Лу Геранмае пихнула Люсю в бок, чтобы та не ввязывалась в дискуссию с разъяренной Люстрой: мол, себе дороже выйдет. Но Люся и так уже решила хранить благоразумное молчание.

Тополян все это время находилась в ступоре. Она просто не верила своим ушам. Света была в отчаянии, да что там в отчаянии – в полном ужасе!

«Как же так? Значит, та гнусная тетка из бутика все-таки позвонила в школу? Ведь в милиции же договорились, а она… Принципиальная, блин! Хотела мне пакость сделать… Ну, так она своего добилась, гадюка! – метались злобные мысли в голове у Тополян. – Что же теперь будет?»
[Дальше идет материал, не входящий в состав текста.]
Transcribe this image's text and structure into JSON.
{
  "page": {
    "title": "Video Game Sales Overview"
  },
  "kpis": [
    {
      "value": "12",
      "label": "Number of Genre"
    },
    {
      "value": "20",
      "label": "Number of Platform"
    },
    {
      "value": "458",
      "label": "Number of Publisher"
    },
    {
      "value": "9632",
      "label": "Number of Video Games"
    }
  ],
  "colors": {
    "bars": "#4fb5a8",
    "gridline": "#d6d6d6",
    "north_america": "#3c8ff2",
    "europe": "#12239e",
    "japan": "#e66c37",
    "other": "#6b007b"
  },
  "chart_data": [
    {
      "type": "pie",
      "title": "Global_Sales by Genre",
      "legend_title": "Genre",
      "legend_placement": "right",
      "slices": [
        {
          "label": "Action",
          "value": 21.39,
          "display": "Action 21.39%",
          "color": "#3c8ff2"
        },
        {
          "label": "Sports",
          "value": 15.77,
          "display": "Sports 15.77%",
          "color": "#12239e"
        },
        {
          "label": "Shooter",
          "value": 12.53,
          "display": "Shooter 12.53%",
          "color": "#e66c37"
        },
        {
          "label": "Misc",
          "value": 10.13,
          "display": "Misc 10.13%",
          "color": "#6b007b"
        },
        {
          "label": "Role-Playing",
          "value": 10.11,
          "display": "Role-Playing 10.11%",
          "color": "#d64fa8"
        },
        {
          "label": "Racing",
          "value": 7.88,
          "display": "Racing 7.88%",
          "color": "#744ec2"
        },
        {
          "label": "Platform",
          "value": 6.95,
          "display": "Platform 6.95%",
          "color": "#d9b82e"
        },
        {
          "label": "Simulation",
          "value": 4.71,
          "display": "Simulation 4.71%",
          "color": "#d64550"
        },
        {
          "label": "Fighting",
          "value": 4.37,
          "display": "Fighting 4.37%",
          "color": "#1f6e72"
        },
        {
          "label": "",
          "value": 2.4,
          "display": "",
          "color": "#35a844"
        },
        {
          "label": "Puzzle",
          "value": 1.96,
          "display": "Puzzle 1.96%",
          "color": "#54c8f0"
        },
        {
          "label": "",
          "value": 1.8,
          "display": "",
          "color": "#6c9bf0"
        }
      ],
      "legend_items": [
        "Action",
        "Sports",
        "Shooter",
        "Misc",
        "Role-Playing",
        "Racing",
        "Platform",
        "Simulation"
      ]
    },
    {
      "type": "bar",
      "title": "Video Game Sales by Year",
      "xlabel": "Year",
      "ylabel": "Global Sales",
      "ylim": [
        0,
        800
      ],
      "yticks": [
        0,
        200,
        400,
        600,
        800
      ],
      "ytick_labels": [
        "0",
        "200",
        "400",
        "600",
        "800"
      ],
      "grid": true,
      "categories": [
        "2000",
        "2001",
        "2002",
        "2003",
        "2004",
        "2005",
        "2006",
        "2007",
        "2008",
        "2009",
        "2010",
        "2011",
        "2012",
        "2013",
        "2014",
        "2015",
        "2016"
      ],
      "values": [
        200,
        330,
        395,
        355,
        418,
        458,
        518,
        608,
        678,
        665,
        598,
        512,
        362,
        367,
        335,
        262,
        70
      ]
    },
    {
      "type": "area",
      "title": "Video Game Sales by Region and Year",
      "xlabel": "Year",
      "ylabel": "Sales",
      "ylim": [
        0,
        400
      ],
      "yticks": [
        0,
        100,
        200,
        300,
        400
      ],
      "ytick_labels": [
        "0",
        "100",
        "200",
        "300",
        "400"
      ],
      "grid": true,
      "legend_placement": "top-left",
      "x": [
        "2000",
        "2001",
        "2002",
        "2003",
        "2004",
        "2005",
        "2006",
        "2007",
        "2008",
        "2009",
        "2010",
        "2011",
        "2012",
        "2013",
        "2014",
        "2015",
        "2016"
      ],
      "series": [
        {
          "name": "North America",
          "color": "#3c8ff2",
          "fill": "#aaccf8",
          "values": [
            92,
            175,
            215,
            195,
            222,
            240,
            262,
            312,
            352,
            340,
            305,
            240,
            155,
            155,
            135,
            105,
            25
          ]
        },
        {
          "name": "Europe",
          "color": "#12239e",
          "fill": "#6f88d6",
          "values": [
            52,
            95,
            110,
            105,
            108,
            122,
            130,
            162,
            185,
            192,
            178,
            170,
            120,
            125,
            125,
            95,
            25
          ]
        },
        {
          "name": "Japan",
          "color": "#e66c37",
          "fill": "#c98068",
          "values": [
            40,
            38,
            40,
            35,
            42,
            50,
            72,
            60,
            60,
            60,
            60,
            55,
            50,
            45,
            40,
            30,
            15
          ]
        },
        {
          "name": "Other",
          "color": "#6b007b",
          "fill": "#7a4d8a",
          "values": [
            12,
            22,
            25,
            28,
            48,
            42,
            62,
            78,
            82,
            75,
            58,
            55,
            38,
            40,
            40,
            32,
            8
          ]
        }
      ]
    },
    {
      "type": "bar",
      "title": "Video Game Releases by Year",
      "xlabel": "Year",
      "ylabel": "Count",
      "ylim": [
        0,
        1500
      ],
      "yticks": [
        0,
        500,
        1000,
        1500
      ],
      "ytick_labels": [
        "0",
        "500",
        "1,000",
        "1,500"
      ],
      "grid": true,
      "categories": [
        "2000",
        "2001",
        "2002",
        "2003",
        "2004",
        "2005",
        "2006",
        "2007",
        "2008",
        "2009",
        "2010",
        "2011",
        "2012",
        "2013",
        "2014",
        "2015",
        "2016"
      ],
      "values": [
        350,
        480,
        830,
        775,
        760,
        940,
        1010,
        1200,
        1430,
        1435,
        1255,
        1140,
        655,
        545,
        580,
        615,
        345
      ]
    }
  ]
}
Света еле досидела до конца урока. Ей казалось, что все в классе так и норовят заглянуть ей в лицо, шушукаются и чуть ли не показывают на нее пальцем. В какой-то момент Тополян даже чуть было не решилась встать и уйти. Навсегда, хлопнув дверью. Только куда? Ведь придется возвращаться – не сегодня, так завтра: отец никогда не согласится перевести ее в другую школу. Скажет, сама виновата, и, что самое ужасное, будет абсолютно прав.

На самом деле все обстояло наоборот. Ребята избегали смотреть на Тополян. Им было за нее стыдно. И мотивы ее поступка никому не были ясны. Включая саму провинившуюся.

– Я не секу, слышь, Ермол! Зачем она это… ну, своровала? – прошептал на ухо Юрке Ермолаеву Фишкин. – Ее, что, предки… того… сняли с довольствия? У нее же всегда шмотки – супер! И бабло в карманах не переводится. Не понимаю…

– Я тоже не в теме… ну вот если бы, к примеру, Аньку Лапину из одиннадцатого «В» поймали за этим делом, тут хоть понять можно. Мать пашет на трех работах, отца и вовсе ветром сдуло, с тугриками вечная напряженка. Но она же не ворует. Носит то, что по карману.

– Это еще неизвестно, может, она и не такая безгрешная, как тебе кажется. Просто не поймали еще, – скептически заметил Фишкин.

Как только прозвенел звонок на перемену, Тополян демонстративно запихнула свои книги в рюкзак и вышла из класса. Она прямо-таки кожей чувствовала презрительные взгляды одноклассников. И что делать дальше? Нет, оставаться здесь она больше не может! Надо уговорить предков забрать ее из этой школы. Может, в лицей какой-нибудь или в колледж с каким-нибудь там уклоном, все равно в какую сторону, куда угодно, только не здесь!

– Эй, ребсы, прикиньте, а может, она все это время у нас тут потихоньку… Ну-ка, вспоминайте, у кого-нибудь что-нибудь в последнее время пропадало? – выкрикнул возбужденно Ермолаев, как только за Тополян закрылась дверь.

Класс загомонил.

– Ой, у меня в восьмом классе, кажется, кассета пропала, «Дискотека Авария»… Правда, я не помню, дома или в школе… – неуверенно предположил Кузьмин.

– Да нужна ей твоя кассета! Она такой музон не слушает! – отмел подозрения Вадик Фишкин. – Я так думаю: если Светка и тырила здесь, то, скорее всего, бабки.